Siamo la prima generazione di adulti che cresce figli e figlie immersi in una realtà che non abbiamo mai abitato da piccoli. Questo dislivello di esperienza genera smarrimento: non abbiamo modelli da imitare, né certezze da ripetere. Ci resta solo la possibilità e la responsabilità di tornare a imparare, insieme ai nostri figli, figlie e studenti, cosa significhi abitare la rete senza smarrirsi, ma per farlo occorre un cambio di prospettiva. Non serve moltiplicare le regole, serve ritrovare la presenza. Tornare a guardare i ragazzi e le ragazze, a parlare con loro di ciò che vedono, di ciò che provano, di ciò che li spaventa e li affascina. Non serve temere la complessità: serve abitarla con sguardo vigile e cuore aperto.

L’educazione, oggi più che mai, non è un sistema di contenuti da trasmettere, ma un atto di relazione. E forse, nel tempo dell’intelligenza artificiale, delle identità digitali e dei sentimenti in streaming, la vera sfida non è insegnare ai giovani a difendersi dal mondo, ma insegnare loro a restare umani.

Educare anche al virtuale: l’intelligenza artificiale come nuova frontiera dell’affettività

Oggi, parlare di educazione sessuale senza considerare l’intelligenza artificiale è come camminare con i paraocchi in un paesaggio che è già cambiato. I giovani vivono immersi in un ambiente digitale dove anche l’intimità, la curiosità e la scoperta passano attraverso gli schermi. Ignorare questa dimensione significa rinunciare a capire dove e come si formano davvero le loro domande.

Secondo una recente indagine del Telefono Azzurro, il 22% degli adolescenti italiani preferisce confidarsi in forma anonima attraverso chatbot o intelligenze artificiali, piuttosto che parlare con un adulto. Il 63% ritiene queste tecnologie accessibili, e il 62% ne apprezza soprattutto l’assenza di giudizio.

Un’altra ricerca condotta da UDiCon rivela che un giovane under 35 su quattro si affida a strumenti di IA per discutere questioni intime, con una tendenza più marcata tra le ragazze.
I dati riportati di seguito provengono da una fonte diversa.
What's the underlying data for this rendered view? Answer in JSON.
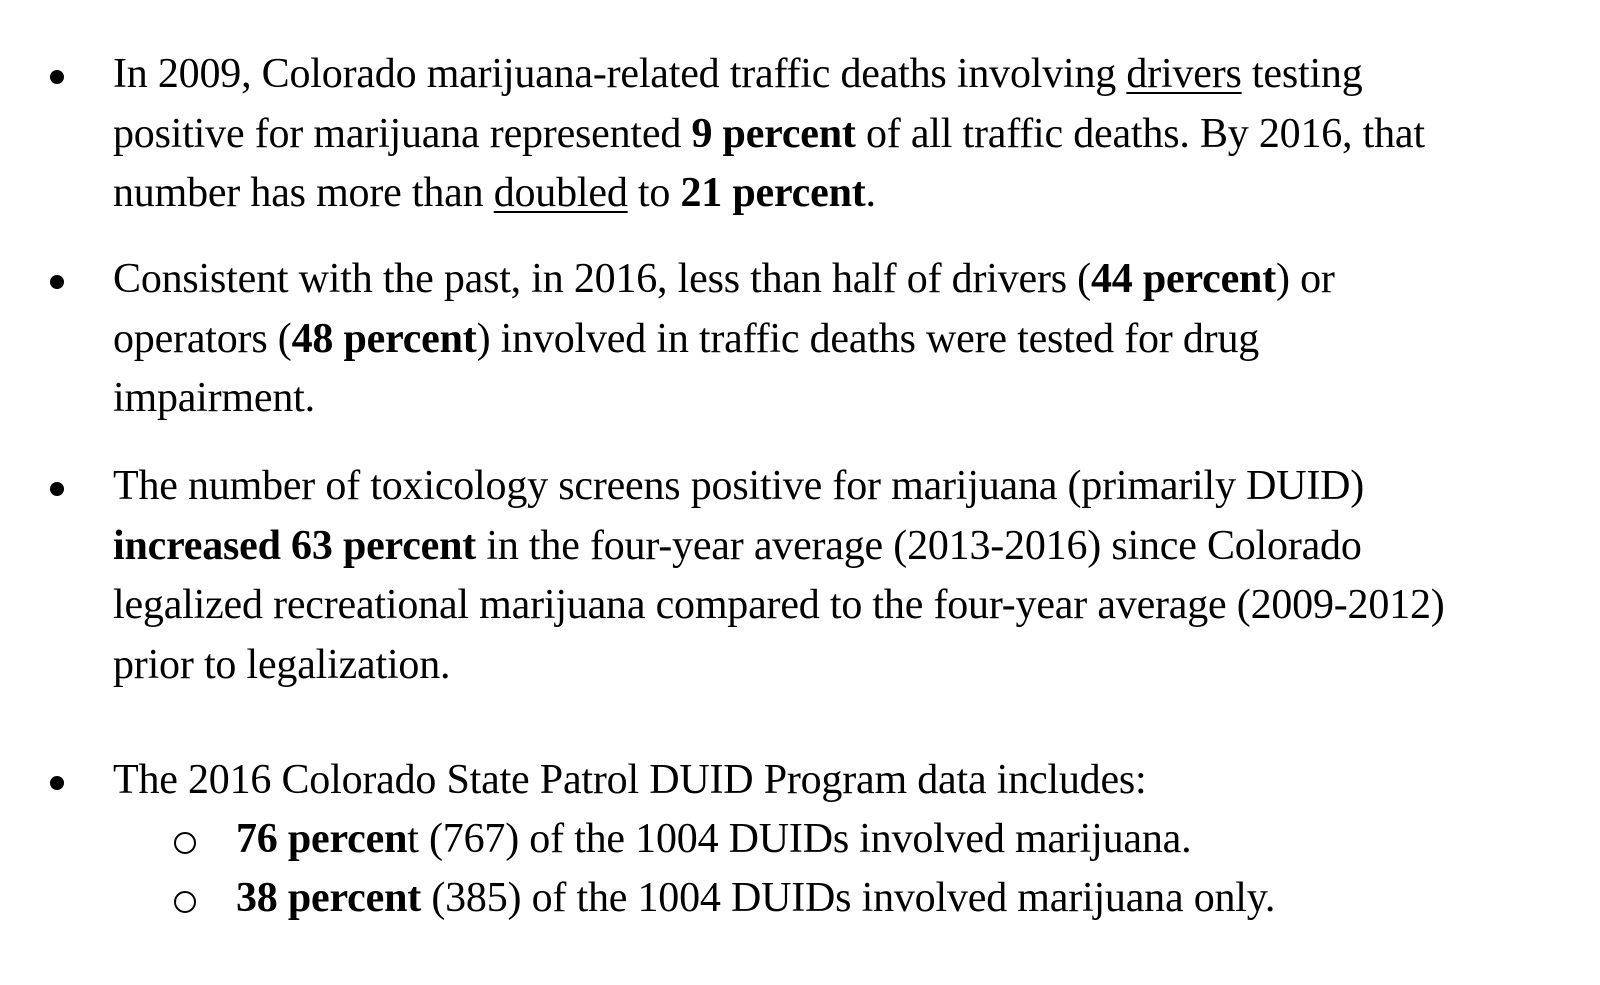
{
  "bullets": [
    {
      "lines": [
        [
          {
            "t": "In 2009, Colorado marijuana-related traffic deaths involving ",
            "s": ""
          },
          {
            "t": "drivers",
            "s": "u"
          },
          {
            "t": " testing",
            "s": ""
          }
        ],
        [
          {
            "t": "positive for marijuana represented ",
            "s": ""
          },
          {
            "t": "9 percent",
            "s": "b"
          },
          {
            "t": " of all traffic deaths.  By 2016, that",
            "s": ""
          }
        ],
        [
          {
            "t": "number has more than ",
            "s": ""
          },
          {
            "t": "doubled",
            "s": "u"
          },
          {
            "t": " to ",
            "s": ""
          },
          {
            "t": "21 percent",
            "s": "b"
          },
          {
            "t": ".",
            "s": ""
          }
        ]
      ]
    },
    {
      "lines": [
        [
          {
            "t": "Consistent with the past, in 2016, less than half of drivers (",
            "s": ""
          },
          {
            "t": "44 percent",
            "s": "b"
          },
          {
            "t": ") or",
            "s": ""
          }
        ],
        [
          {
            "t": "operators (",
            "s": ""
          },
          {
            "t": "48 percent",
            "s": "b"
          },
          {
            "t": ") involved in traffic deaths were tested for drug",
            "s": ""
          }
        ],
        [
          {
            "t": "impairment.",
            "s": ""
          }
        ]
      ]
    },
    {
      "lines": [
        [
          {
            "t": "The number of toxicology screens positive for marijuana (primarily DUID)",
            "s": ""
          }
        ],
        [
          {
            "t": "increased 63 percent",
            "s": "b"
          },
          {
            "t": " in the four-year average (2013-2016) since Colorado",
            "s": ""
          }
        ],
        [
          {
            "t": "legalized recreational marijuana compared to the four-year average (2009-2012)",
            "s": ""
          }
        ],
        [
          {
            "t": "prior to legalization.",
            "s": ""
          }
        ]
      ]
    },
    {
      "lines": [
        [
          {
            "t": "The 2016 Colorado State Patrol DUID Program data includes:",
            "s": ""
          }
        ]
      ],
      "sub_items": [
        [
          {
            "t": "76 percen",
            "s": "b"
          },
          {
            "t": "t (767) of the 1004 DUIDs involved marijuana.",
            "s": ""
          }
        ],
        [
          {
            "t": "38 percent",
            "s": "b"
          },
          {
            "t": " (385) of the 1004 DUIDs involved marijuana only.",
            "s": ""
          }
        ]
      ]
    }
  ]
}
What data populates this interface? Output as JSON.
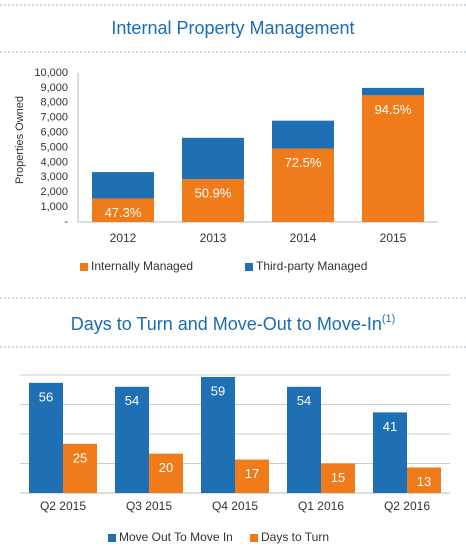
{
  "chart_data": [
    {
      "type": "bar",
      "stacked": true,
      "title": "Internal Property Management",
      "y_label": "Properties Owned",
      "categories": [
        "2012",
        "2013",
        "2014",
        "2015"
      ],
      "series": [
        {
          "name": "Internally Managed",
          "color": "#f07b1a",
          "values": [
            1580,
            2880,
            4930,
            8500
          ],
          "share_labels": [
            "47.3%",
            "50.9%",
            "72.5%",
            "94.5%"
          ]
        },
        {
          "name": "Third-party Managed",
          "color": "#1f6fb5",
          "values": [
            1770,
            2770,
            1870,
            500
          ]
        }
      ],
      "ylim": [
        0,
        10000
      ],
      "yticks": [
        {
          "value": 0,
          "label": "-"
        },
        {
          "value": 1000,
          "label": "1,000"
        },
        {
          "value": 2000,
          "label": "2,000"
        },
        {
          "value": 3000,
          "label": "3,000"
        },
        {
          "value": 4000,
          "label": "4,000"
        },
        {
          "value": 5000,
          "label": "5,000"
        },
        {
          "value": 6000,
          "label": "6,000"
        },
        {
          "value": 7000,
          "label": "7,000"
        },
        {
          "value": 8000,
          "label": "8,000"
        },
        {
          "value": 9000,
          "label": "9,000"
        },
        {
          "value": 10000,
          "label": "10,000"
        }
      ],
      "grid": false
    },
    {
      "type": "bar",
      "stacked": false,
      "title": "Days to Turn and Move-Out to Move-In",
      "title_note": "(1)",
      "categories": [
        "Q2 2015",
        "Q3 2015",
        "Q4 2015",
        "Q1 2016",
        "Q2 2016"
      ],
      "series": [
        {
          "name": "Move Out To Move In",
          "color": "#1f6fb5",
          "values": [
            56,
            54,
            59,
            54,
            41
          ]
        },
        {
          "name": "Days to Turn",
          "color": "#f07b1a",
          "values": [
            25,
            20,
            17,
            15,
            13
          ]
        }
      ],
      "ylim": [
        0,
        60
      ],
      "yticks": [
        0,
        15,
        30,
        45,
        60
      ],
      "grid": true
    }
  ]
}
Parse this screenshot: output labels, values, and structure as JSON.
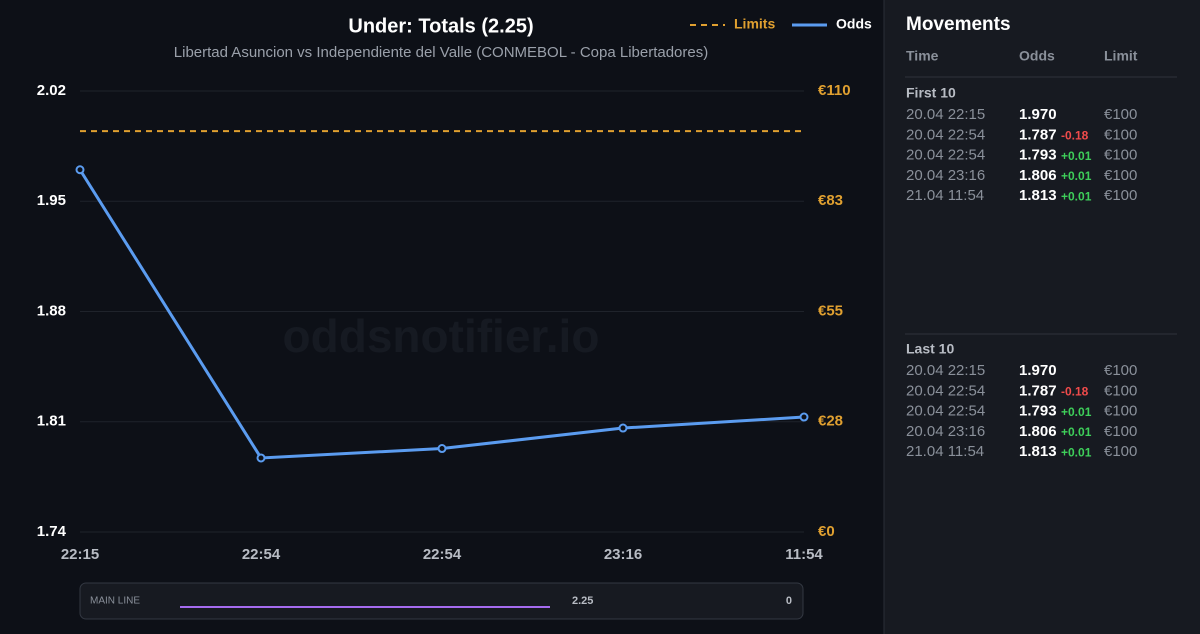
{
  "chart_data": {
    "type": "line",
    "title": "Under: Totals (2.25)",
    "subtitle": "Libertad Asuncion vs Independiente del Valle (CONMEBOL - Copa Libertadores)",
    "watermark": "oddsnotifier.io",
    "categories": [
      "22:15",
      "22:54",
      "22:54",
      "23:16",
      "11:54"
    ],
    "series": [
      {
        "name": "Limits",
        "color": "#e0a030",
        "dashed": true,
        "axis": "y2",
        "values": [
          100,
          100,
          100,
          100,
          100
        ]
      },
      {
        "name": "Odds",
        "color": "#5b9cf0",
        "dashed": false,
        "markers": true,
        "values": [
          1.97,
          1.787,
          1.793,
          1.806,
          1.813
        ]
      }
    ],
    "ylim": [
      1.74,
      2.02
    ],
    "yticks": [
      1.74,
      1.81,
      1.88,
      1.95,
      2.02
    ],
    "y2lim": [
      0,
      110
    ],
    "y2ticks": [
      {
        "value": 0,
        "label": "€0"
      },
      {
        "value": 27.5,
        "label": "€28"
      },
      {
        "value": 55,
        "label": "€55"
      },
      {
        "value": 82.5,
        "label": "€83"
      },
      {
        "value": 110,
        "label": "€110"
      }
    ],
    "grid": true,
    "legend": "top-right"
  },
  "range_bar": {
    "label": "MAIN LINE",
    "line": "2.25",
    "end": "0"
  },
  "movements": {
    "title": "Movements",
    "headers": [
      "Time",
      "Odds",
      "Limit"
    ],
    "sections": [
      {
        "label": "First 10",
        "rows": [
          {
            "time": "20.04 22:15",
            "odds": "1.970",
            "limit": "€100"
          },
          {
            "time": "20.04 22:54",
            "odds": "1.787",
            "change": "-0.18",
            "limit": "€100"
          },
          {
            "time": "20.04 22:54",
            "odds": "1.793",
            "change": "+0.01",
            "limit": "€100"
          },
          {
            "time": "20.04 23:16",
            "odds": "1.806",
            "change": "+0.01",
            "limit": "€100"
          },
          {
            "time": "21.04 11:54",
            "odds": "1.813",
            "change": "+0.01",
            "limit": "€100"
          }
        ]
      },
      {
        "label": "Last 10",
        "rows": [
          {
            "time": "20.04 22:15",
            "odds": "1.970",
            "limit": "€100"
          },
          {
            "time": "20.04 22:54",
            "odds": "1.787",
            "change": "-0.18",
            "limit": "€100"
          },
          {
            "time": "20.04 22:54",
            "odds": "1.793",
            "change": "+0.01",
            "limit": "€100"
          },
          {
            "time": "20.04 23:16",
            "odds": "1.806",
            "change": "+0.01",
            "limit": "€100"
          },
          {
            "time": "21.04 11:54",
            "odds": "1.813",
            "change": "+0.01",
            "limit": "€100"
          }
        ]
      }
    ]
  }
}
Questi dati raccontano una verità semplice, ma ancora scomoda per un mondo adulto che ha bisogno di assumere un passo un po’ più incalzante: i giovani stanno già imparando sull’affettività e la sessualità con l’AI, ma da soli. Non perché si fidino delle macchine, ma perché non sempre trovano adulti pronti ad accompagnarli in quel territorio fragile tra corpo, desiderio e parola.
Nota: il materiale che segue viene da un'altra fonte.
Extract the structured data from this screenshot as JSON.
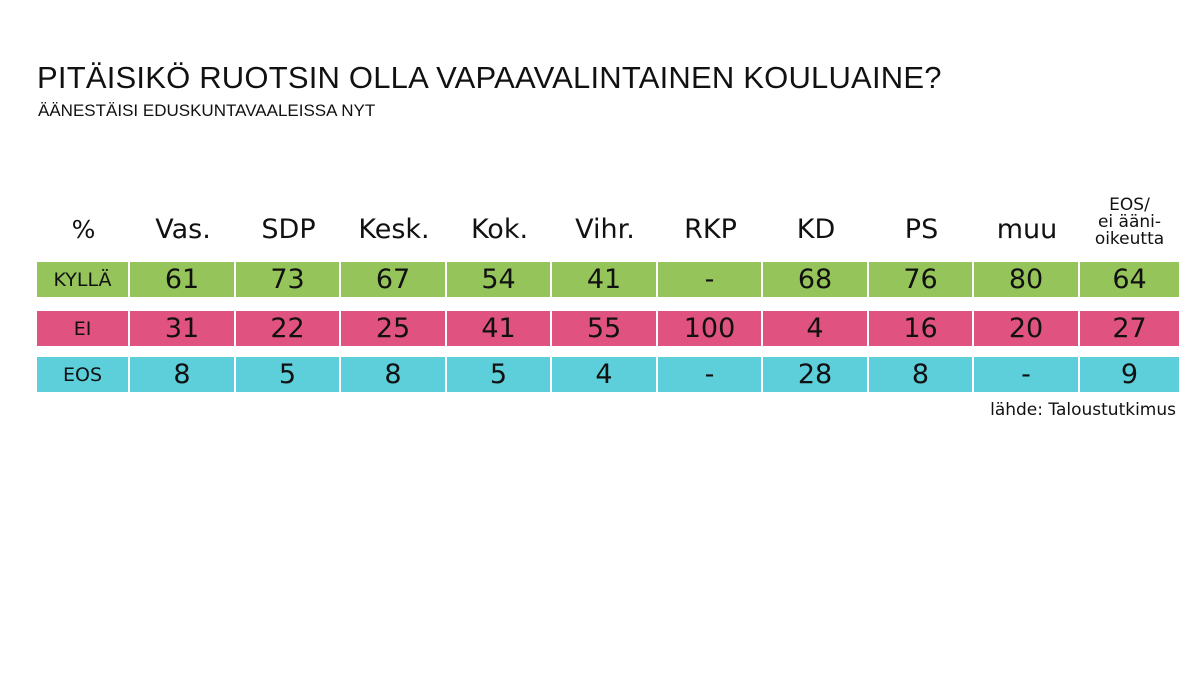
{
  "title": "PITÄISIKÖ RUOTSIN OLLA VAPAAVALINTAINEN KOULUAINE?",
  "subtitle": "ÄÄNESTÄISI EDUSKUNTAVAALEISSA NYT",
  "source": "lähde: Taloustutkimus",
  "colors": {
    "kylla": "#95c55a",
    "ei": "#e0527f",
    "eos": "#5ccfdb"
  },
  "chart_data": {
    "type": "table",
    "corner_label": "%",
    "columns": [
      "Vas.",
      "SDP",
      "Kesk.",
      "Kok.",
      "Vihr.",
      "RKP",
      "KD",
      "PS",
      "muu",
      "EOS/\nei ääni-\noikeutta"
    ],
    "rows": [
      {
        "label": "KYLLÄ",
        "color": "#95c55a",
        "values": [
          "61",
          "73",
          "67",
          "54",
          "41",
          "-",
          "68",
          "76",
          "80",
          "64"
        ]
      },
      {
        "label": "EI",
        "color": "#e0527f",
        "values": [
          "31",
          "22",
          "25",
          "41",
          "55",
          "100",
          "4",
          "16",
          "20",
          "27"
        ]
      },
      {
        "label": "EOS",
        "color": "#5ccfdb",
        "values": [
          "8",
          "5",
          "8",
          "5",
          "4",
          "-",
          "28",
          "8",
          "-",
          "9"
        ]
      }
    ]
  }
}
Eppure, non è la tecnologia il problema. È la solitudine educativa che la circonda. Un chatbot non giudica, ma neanche comprende; risponde, ma non ascolta. Non vede gli occhi, non coglie il tremore della voce, non riconosce la vergogna o il pudore che si affacciano in chi cresce.
L’educazione, invece, nasce proprio lì: nel campo di relazioni educative vive, dove qualcuno si fa vicino, senza invadere, e accompagna.

Per questo, anche l’IA può diventare uno strumento prezioso, se mediato, se abitato da una coscienza educativa. Può offrire informazioni, stimoli, spazi di riflessione, ma deve farlo dentro un percorso in cui l’adulto è presente, come interprete e custode di senso. Educare al digitale significa allora insegnare a stare con l’IA senza esserne sostituiti, a usarla come linguaggio, non come rifugio.

L’educazione affettiva e sessuale non è un insieme di lezioni su “cosa si deve o non si deve fare”, ma un processo di crescita interiore e relazionale. Se l’intelligenza artificiale entra in questo campo, e ormai lo fa, serve un pensiero educativo che non opponga reale e virtuale, ma li intrecci in una pedagogia della presenza. Perché il vero rischio non è che i ragazzi e le ragazze conoscano troppo presto, ma che conoscano senza essere accompagnati.

Educare, oggi, significa stare accanto mentre tutto cambia. Significa credere che la complessità non vada temuta, ma attraversata. Significa offrire ai giovani non solo strumenti per capire, ma occhi per vedere e cuore per sentire. Perché ogni nuova tecnologia, come ogni nuova epoca, chiede la stessa, antica responsabilità: restare umani insieme.